[Editor Note: This MPEP section is not applicable to applications subject to examination under the first inventor to file (FITF) provisions of the AIA as set forth in 35 U.S.C. 100 (note). See MPEP § 2159 et seq. to determine whether an application is subject to examination under the FITF provisions, and MPEP § 2150 et seq. for examination of applications subject to those provisions. See MPEP § 2152 et seq. for a detailed discussion of AIA 35 U.S.C. 102(a) and (b).]
I. APPLICANT’S OWN WORK WHICH WAS AVAILABLE TO THE PUBLIC BEFORE THE GRACE PERIOD MAY BE USED IN A PRE-AIA 35 U.S.C. 102(b) REJECTION
“Any invention described in a printed publication more than one year prior to the date of a patent application is prior art under Section 102(b), even if the printed publication was authored by the patent applicant.” De Graffenried v.United States, 16 USPQ2d 1321, 1330 n.7 (Cl. Ct. 1990). “Once an inventor has decided to lift the veil of secrecy from his [or her] work, he [or she] must choose between the protection of a federal patent, or the dedication of his [or her] idea to the public at large.” Bonito Boats, Inc. v. Thunder Craft Boats, Inc., 489 U.S. 141, 148, 9 USPQ2d 1847, 1851 (1989).

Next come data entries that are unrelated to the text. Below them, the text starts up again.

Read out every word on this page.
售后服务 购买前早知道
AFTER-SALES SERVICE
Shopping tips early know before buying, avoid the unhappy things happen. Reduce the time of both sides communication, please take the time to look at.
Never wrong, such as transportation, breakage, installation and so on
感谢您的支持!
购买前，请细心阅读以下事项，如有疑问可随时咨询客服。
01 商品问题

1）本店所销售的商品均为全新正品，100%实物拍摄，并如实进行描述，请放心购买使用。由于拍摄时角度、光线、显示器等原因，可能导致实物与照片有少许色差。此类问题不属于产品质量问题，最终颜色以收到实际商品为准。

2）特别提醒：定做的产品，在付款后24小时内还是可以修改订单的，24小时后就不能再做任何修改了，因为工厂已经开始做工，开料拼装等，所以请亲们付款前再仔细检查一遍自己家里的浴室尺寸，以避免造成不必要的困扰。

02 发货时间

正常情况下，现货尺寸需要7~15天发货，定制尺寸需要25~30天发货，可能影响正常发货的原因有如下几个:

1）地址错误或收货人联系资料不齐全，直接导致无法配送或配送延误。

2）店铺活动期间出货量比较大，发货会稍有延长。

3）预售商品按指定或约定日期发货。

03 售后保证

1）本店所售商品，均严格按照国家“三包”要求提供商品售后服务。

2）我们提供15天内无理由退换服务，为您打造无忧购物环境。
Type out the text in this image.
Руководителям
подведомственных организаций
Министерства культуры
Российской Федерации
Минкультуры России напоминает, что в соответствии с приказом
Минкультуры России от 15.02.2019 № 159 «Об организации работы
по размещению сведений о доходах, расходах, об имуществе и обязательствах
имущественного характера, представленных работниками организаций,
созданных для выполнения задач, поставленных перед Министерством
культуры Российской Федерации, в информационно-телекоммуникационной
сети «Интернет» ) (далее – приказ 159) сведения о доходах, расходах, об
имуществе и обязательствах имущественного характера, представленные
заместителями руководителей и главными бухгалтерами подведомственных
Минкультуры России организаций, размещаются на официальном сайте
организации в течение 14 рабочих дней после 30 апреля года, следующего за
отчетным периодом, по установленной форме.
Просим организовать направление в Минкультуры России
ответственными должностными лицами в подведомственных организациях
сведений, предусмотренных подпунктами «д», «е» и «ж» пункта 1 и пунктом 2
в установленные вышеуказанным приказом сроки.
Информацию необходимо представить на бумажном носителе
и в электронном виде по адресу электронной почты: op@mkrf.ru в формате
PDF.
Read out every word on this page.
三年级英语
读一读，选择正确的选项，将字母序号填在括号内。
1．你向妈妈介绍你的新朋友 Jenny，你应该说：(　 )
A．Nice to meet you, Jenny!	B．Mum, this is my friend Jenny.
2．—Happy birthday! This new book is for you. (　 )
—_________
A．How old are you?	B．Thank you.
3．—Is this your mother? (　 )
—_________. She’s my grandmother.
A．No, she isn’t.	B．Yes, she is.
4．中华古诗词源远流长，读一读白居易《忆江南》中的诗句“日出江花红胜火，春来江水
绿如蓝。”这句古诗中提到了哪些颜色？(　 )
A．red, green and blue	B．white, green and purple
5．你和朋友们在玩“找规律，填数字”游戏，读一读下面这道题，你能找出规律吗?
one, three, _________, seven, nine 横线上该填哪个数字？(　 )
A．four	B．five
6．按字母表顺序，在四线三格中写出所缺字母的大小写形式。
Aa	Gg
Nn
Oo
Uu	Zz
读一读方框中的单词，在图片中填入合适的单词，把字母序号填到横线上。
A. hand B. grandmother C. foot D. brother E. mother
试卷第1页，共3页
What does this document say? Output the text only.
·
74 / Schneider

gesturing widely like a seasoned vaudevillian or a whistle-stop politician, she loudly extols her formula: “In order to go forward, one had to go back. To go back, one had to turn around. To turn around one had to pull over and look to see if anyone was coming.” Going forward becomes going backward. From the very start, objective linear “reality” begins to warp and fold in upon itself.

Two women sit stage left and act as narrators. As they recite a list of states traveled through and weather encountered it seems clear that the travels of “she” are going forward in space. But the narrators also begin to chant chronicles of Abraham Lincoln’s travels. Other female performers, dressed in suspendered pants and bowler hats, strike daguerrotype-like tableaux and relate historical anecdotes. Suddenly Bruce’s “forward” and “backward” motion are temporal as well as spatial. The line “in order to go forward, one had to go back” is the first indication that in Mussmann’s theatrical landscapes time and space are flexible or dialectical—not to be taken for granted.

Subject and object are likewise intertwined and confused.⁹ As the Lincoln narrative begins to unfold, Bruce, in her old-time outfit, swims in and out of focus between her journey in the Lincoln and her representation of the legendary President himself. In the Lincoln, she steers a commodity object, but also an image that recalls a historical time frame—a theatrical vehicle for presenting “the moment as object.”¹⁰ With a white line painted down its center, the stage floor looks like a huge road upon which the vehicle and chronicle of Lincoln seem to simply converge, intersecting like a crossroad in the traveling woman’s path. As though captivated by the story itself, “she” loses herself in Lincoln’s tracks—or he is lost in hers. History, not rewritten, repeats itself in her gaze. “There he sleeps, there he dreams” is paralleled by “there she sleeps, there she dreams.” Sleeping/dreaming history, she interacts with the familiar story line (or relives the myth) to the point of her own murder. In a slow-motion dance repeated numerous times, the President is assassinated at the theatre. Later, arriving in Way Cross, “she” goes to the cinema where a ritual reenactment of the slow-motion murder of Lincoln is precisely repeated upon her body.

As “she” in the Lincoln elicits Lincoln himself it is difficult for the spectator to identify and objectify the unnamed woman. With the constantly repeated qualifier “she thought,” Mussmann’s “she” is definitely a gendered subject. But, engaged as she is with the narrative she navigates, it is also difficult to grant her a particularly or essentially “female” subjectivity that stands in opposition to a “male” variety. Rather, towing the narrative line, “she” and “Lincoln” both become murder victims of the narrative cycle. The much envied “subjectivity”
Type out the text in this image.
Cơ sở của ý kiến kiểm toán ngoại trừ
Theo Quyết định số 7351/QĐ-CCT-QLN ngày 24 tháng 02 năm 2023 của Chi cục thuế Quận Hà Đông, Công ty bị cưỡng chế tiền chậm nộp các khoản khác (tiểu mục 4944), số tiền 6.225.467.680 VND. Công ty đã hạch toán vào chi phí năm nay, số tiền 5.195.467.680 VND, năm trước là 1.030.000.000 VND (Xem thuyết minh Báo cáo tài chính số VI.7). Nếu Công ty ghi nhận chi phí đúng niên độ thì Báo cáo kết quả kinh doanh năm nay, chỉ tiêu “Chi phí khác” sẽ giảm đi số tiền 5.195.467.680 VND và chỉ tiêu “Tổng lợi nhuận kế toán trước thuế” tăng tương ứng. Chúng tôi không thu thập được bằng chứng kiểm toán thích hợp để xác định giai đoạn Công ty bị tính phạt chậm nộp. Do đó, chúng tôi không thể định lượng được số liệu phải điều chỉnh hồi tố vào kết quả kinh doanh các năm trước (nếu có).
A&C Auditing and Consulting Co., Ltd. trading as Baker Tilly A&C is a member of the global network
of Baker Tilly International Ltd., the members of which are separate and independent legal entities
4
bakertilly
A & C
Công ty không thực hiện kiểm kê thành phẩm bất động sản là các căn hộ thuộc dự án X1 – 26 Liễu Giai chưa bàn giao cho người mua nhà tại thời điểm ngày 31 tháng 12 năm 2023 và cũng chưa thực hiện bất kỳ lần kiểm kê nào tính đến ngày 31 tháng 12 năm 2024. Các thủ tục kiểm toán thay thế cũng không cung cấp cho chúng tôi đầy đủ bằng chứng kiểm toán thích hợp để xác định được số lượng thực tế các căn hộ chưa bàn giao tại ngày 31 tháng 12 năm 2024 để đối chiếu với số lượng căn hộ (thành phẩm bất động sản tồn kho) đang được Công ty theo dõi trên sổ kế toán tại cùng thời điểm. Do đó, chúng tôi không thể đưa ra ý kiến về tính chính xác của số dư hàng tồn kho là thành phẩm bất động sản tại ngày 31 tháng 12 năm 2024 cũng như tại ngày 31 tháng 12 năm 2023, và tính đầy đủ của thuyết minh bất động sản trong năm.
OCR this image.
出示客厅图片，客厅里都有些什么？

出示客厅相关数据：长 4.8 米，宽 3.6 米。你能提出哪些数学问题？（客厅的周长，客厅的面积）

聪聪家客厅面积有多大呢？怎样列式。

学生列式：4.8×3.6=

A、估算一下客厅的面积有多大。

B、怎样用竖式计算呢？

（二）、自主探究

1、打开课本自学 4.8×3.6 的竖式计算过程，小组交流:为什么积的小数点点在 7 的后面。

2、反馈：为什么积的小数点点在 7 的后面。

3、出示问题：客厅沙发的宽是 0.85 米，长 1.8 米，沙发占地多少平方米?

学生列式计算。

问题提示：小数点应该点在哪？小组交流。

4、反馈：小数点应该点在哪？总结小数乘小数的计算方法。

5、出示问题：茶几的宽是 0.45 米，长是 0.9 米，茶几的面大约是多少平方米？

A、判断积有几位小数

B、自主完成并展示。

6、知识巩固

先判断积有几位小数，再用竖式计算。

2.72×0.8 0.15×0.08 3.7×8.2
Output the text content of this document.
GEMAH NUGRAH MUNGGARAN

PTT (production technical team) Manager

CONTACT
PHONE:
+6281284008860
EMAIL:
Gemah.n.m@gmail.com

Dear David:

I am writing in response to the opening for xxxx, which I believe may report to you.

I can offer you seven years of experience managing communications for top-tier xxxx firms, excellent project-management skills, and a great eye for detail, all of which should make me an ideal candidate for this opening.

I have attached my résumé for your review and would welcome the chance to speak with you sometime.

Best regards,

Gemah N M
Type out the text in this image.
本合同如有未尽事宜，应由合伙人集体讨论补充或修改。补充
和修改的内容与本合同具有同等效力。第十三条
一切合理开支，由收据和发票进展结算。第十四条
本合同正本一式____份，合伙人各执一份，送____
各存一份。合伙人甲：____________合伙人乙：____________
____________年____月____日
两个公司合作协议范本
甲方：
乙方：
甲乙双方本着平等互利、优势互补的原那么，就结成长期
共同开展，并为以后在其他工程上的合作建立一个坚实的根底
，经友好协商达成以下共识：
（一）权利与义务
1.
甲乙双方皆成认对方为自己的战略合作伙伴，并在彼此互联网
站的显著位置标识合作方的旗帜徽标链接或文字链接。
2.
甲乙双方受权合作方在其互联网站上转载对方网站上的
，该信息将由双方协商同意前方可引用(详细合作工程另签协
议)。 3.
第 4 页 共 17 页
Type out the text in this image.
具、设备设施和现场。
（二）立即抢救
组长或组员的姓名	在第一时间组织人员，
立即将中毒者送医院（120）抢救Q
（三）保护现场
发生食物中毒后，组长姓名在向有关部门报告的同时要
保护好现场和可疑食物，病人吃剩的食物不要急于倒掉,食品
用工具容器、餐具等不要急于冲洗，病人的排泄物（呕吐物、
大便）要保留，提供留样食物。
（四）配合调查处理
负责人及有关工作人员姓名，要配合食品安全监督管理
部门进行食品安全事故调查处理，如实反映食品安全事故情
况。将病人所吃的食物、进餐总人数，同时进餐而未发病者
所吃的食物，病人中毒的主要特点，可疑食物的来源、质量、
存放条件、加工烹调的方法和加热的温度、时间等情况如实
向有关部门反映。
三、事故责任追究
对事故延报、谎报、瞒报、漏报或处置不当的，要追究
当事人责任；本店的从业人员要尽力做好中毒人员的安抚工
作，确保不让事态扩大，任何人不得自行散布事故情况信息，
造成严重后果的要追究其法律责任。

II. A PRE-AIA 35 U.S.C. 102(b) REJECTION CREATES A STATUTORY BAR TO PATENTABILITY OF THE REJECTED CLAIMS
A rejection under pre-AIA 35 U.S.C. 102(b) cannot be overcome by affidavits and declarations under 37 CFR 1.131 (Rule 131 Declarations), foreign priority dates, or evidence that applicant himself invented the subject matter. Outside the 1-year grace period, applicant is barred from obtaining a patent containing any anticipated or obvious claims. In re Foster, 343 F.2d 980, 984, 145 USPQ 166, 170 (CCPA 1965).